Pavel Ivanov <pivanof@google.com> writes:
But this must be the same problem with normal replication? Whenever the slave decides to rotate the relay log, it will write a format description event created by itself with no following format description created on the master. So it seems this must work somehow, though I'll frankly admit I do not understand the details of how this works (do you know?)
Yes, I investigated this. During normal replication (when relay log is rotated automatically due to max_size) slave's format description is written at the beginning of the new realy log file, but right after that there's code that if description_event_for_queue->binlog_version
= 4 then it writes description_event_for_queue into relay log too. Also it ensures that the event has created = 0 and artificial_event set to 1. So SQL thread still gets the master's format description and doesn't rollback the transaction.

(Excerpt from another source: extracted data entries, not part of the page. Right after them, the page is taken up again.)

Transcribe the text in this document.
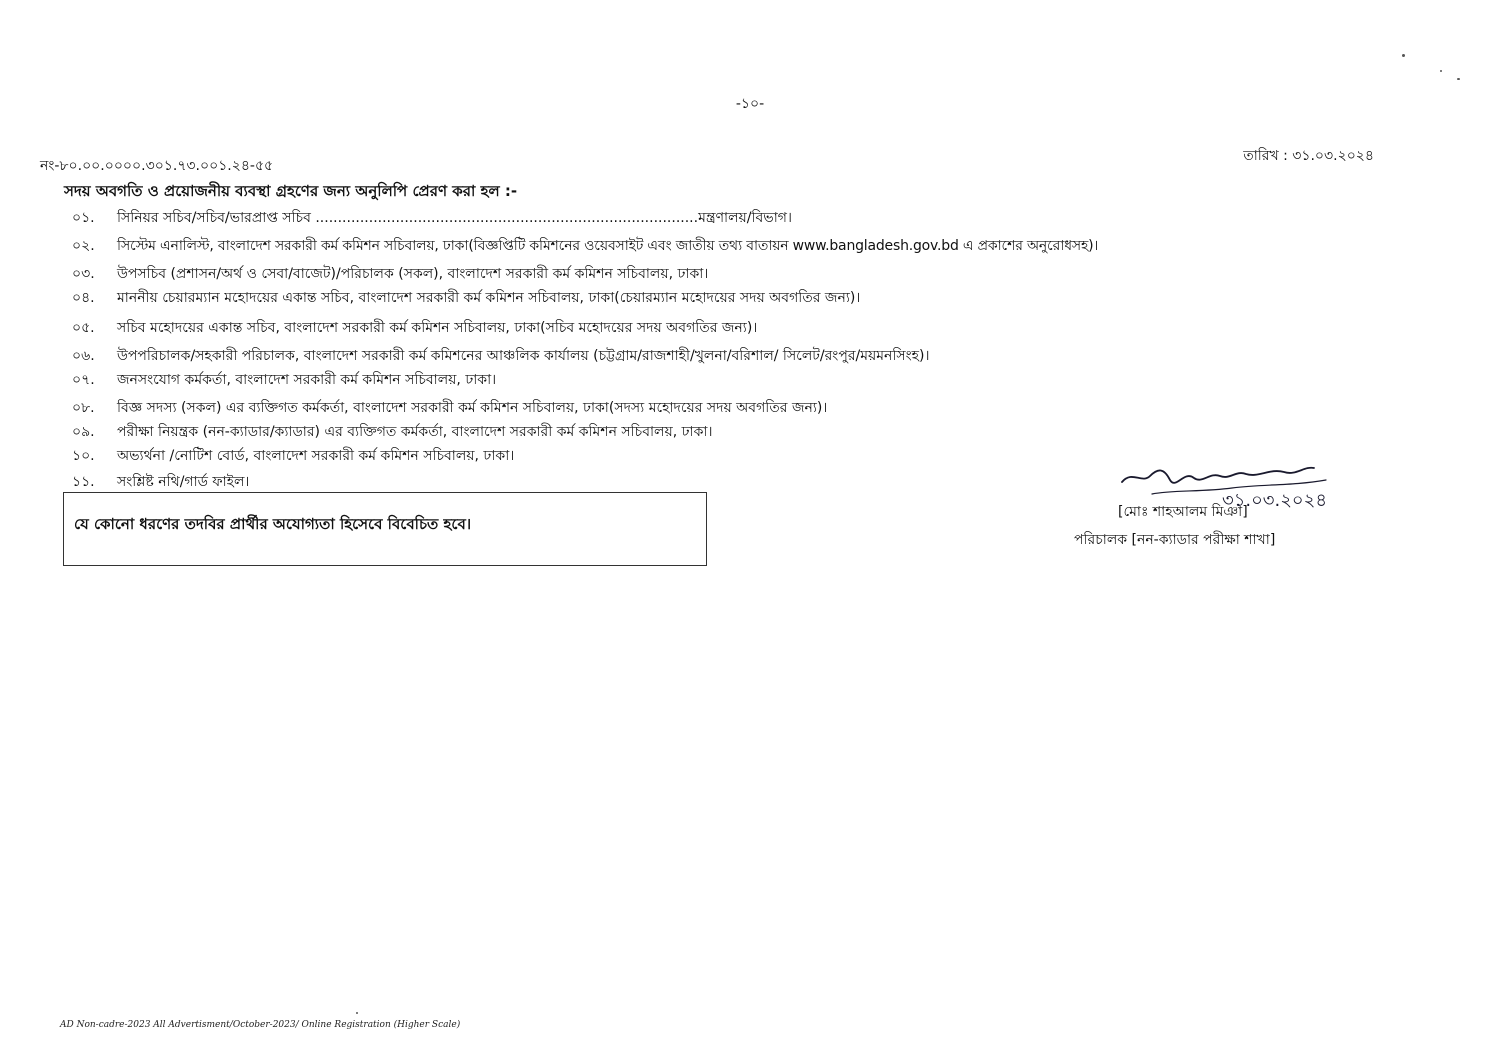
-১০-
নং-৮০.০০.০০০০.৩০১.৭৩.০০১.২৪-৫৫
তারিখ : ৩১.০৩.২০২৪
সদয় অবগতি ও প্রয়োজনীয় ব্যবস্থা গ্রহণের জন্য অনুলিপি প্রেরণ করা হল :-
০১.	সিনিয়র সচিব/সচিব/ভারপ্রাপ্ত সচিব ......................................................................................মন্ত্রণালয়/বিভাগ।
০২.	সিস্টেম এনালিস্ট, বাংলাদেশ সরকারী কর্ম কমিশন সচিবালয়, ঢাকা(বিজ্ঞপ্তিটি কমিশনের ওয়েবসাইট এবং জাতীয় তথ্য বাতায়ন www.bangladesh.gov.bd এ প্রকাশের অনুরোধসহ)।
০৩.	উপসচিব (প্রশাসন/অর্থ ও সেবা/বাজেট)/পরিচালক (সকল), বাংলাদেশ সরকারী কর্ম কমিশন সচিবালয়, ঢাকা।
০৪.	মাননীয় চেয়ারম্যান মহোদয়ের একান্ত সচিব, বাংলাদেশ সরকারী কর্ম কমিশন সচিবালয়, ঢাকা(চেয়ারম্যান মহোদয়ের সদয় অবগতির জন্য)।
০৫.	সচিব মহোদয়ের একান্ত সচিব, বাংলাদেশ সরকারী কর্ম কমিশন সচিবালয়, ঢাকা(সচিব মহোদয়ের সদয় অবগতির জন্য)।
০৬.	উপপরিচালক/সহকারী পরিচালক, বাংলাদেশ সরকারী কর্ম কমিশনের আঞ্চলিক কার্যালয় (চট্টগ্রাম/রাজশাহী/খুলনা/বরিশাল/ সিলেট/রংপুর/ময়মনসিংহ)।
০৭.	জনসংযোগ কর্মকর্তা, বাংলাদেশ সরকারী কর্ম কমিশন সচিবালয়, ঢাকা।
০৮.	বিজ্ঞ সদস্য (সকল) এর ব্যক্তিগত কর্মকর্তা, বাংলাদেশ সরকারী কর্ম কমিশন সচিবালয়, ঢাকা(সদস্য মহোদয়ের সদয় অবগতির জন্য)।
০৯.	পরীক্ষা নিয়ন্ত্রক (নন-ক্যাডার/ক্যাডার) এর ব্যক্তিগত কর্মকর্তা, বাংলাদেশ সরকারী কর্ম কমিশন সচিবালয়, ঢাকা।
১০.	অভ্যর্থনা /নোটিশ বোর্ড, বাংলাদেশ সরকারী কর্ম কমিশন সচিবালয়, ঢাকা।
১১.	সংশ্লিষ্ট নথি/গার্ড ফাইল।
যে কোনো ধরণের তদবির প্রার্থীর অযোগ্যতা হিসেবে বিবেচিত হবে।
৩১.০৩.২০২৪
[মোঃ শাহআলম মিঞা]
পরিচালক [নন-ক্যাডার পরীক্ষা শাখা]
AD Non-cadre-2023 All Advertisment/October-2023/ Online Registration (Higher Scale)
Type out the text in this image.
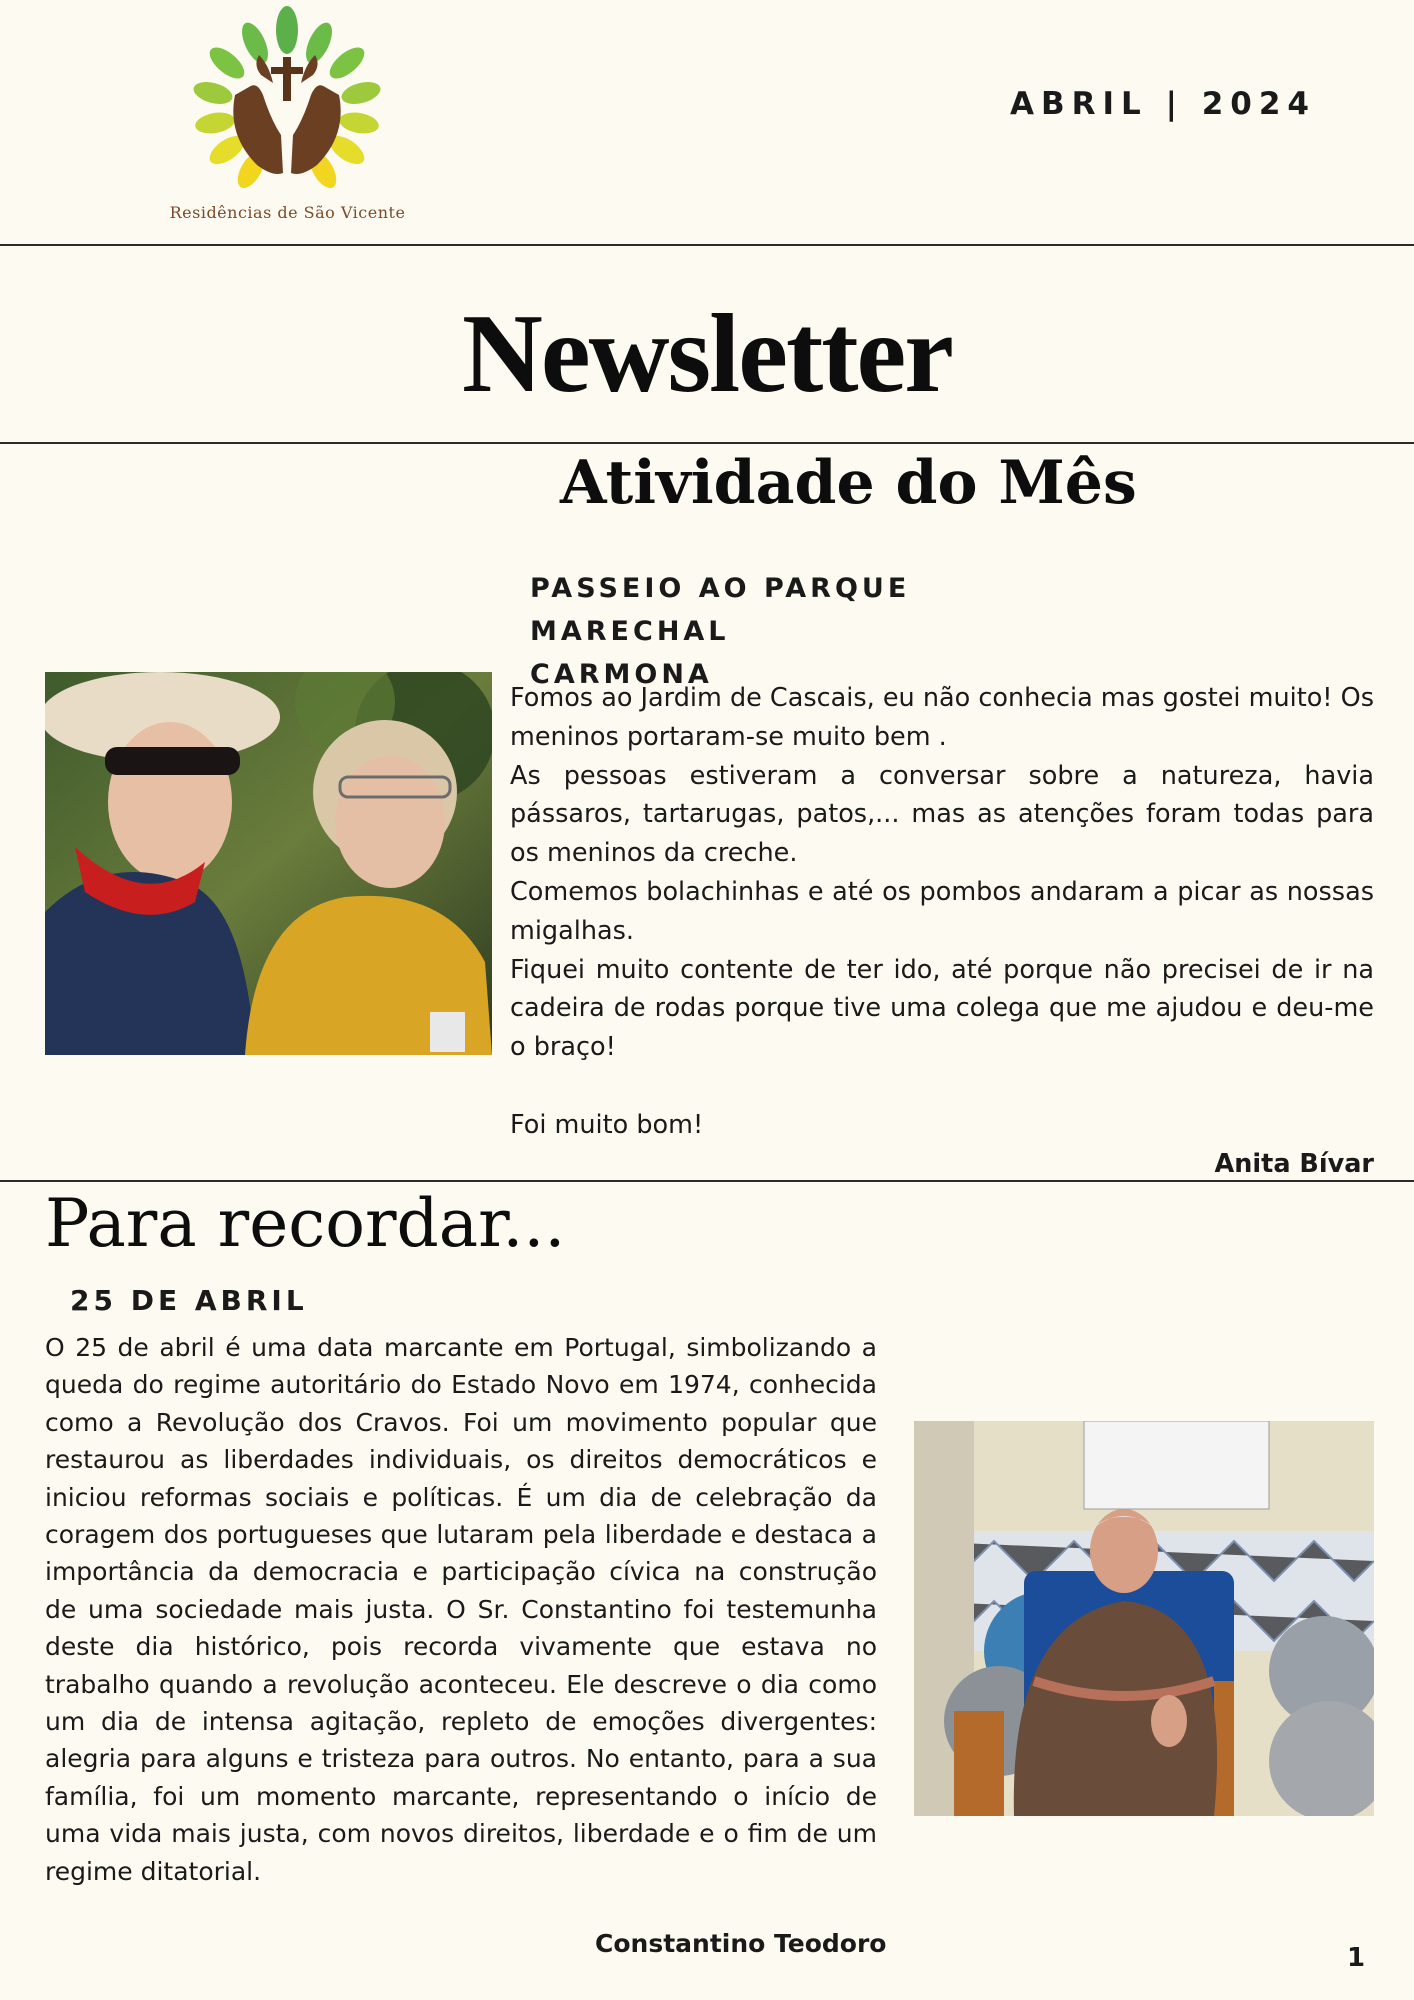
Residências de São Vicente
ABRIL | 2024
Newsletter
Atividade do Mês
PASSEIO AO PARQUE MARECHAL
CARMONA

Fomos ao Jardim de Cascais, eu não conhecia mas gostei muito! Os meninos portaram-se muito bem .

As pessoas estiveram a conversar sobre a natureza, havia pássaros, tartarugas, patos,... mas as atenções foram todas para os meninos da creche.

Comemos bolachinhas e até os pombos andaram a picar as nossas migalhas.

Fiquei muito contente de ter ido, até porque não precisei de ir na cadeira de rodas porque tive uma colega que me ajudou e deu-me o braço!

Foi muito bom!

Anita Bívar
Para recordar...
25 DE ABRIL
O 25 de abril é uma data marcante em Portugal, simbolizando a queda do regime autoritário do Estado Novo em 1974, conhecida como a Revolução dos Cravos. Foi um movimento popular que restaurou as liberdades individuais, os direitos democráticos e iniciou reformas sociais e políticas. É um dia de celebração da coragem dos portugueses que lutaram pela liberdade e destaca a importância da democracia e participação cívica na construção de uma sociedade mais justa. O Sr. Constantino foi testemunha deste dia histórico, pois recorda vivamente que estava no trabalho quando a revolução aconteceu. Ele descreve o dia como um dia de intensa agitação, repleto de emoções divergentes: alegria para alguns e tristeza para outros. No entanto, para a sua família, foi um momento marcante, representando o início de uma vida mais justa, com novos direitos, liberdade e o fim de um regime ditatorial.
Constantino Teodoro	1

When IO thread reconnects to master the first event it receives is Rotate. For Rotate event queue_event() executes process_io_rotate(). Inside there if mi->rli.relay_log.description_event_for_queue->binlog_version >= 4 it forcefully replaces description_event_for_queue with new event with binlog_version = 3. Then it does the actual relay log rotation during which description_event_for_queue is not written into the new log file (and it shouldn't as it's not master's at this point anyway). The next
I see. So one possible solution is to do the same at the reconnect case as what we do in relay-log rotate initiated by slave due to size: Write out the description_event_for_queue to the relay log with created=0 and artificial=1. I have attached a patch for this, what do you think? Do you have the possibility to test if this works (eg. when we get a reconnect when the master's description event is incompatible with the slave's)? [This code really is criminally ugly, even for replication standard. But I do not really know how to fix it in any reasonable way :-(]
Maybe I messed up with testing, I'll try to retest again...
FYI: I took unmodified 10.0-base, commented out those two lines, ran rpl.rpl_gtid_reconnect, and it failed. Thanks, - Kristian.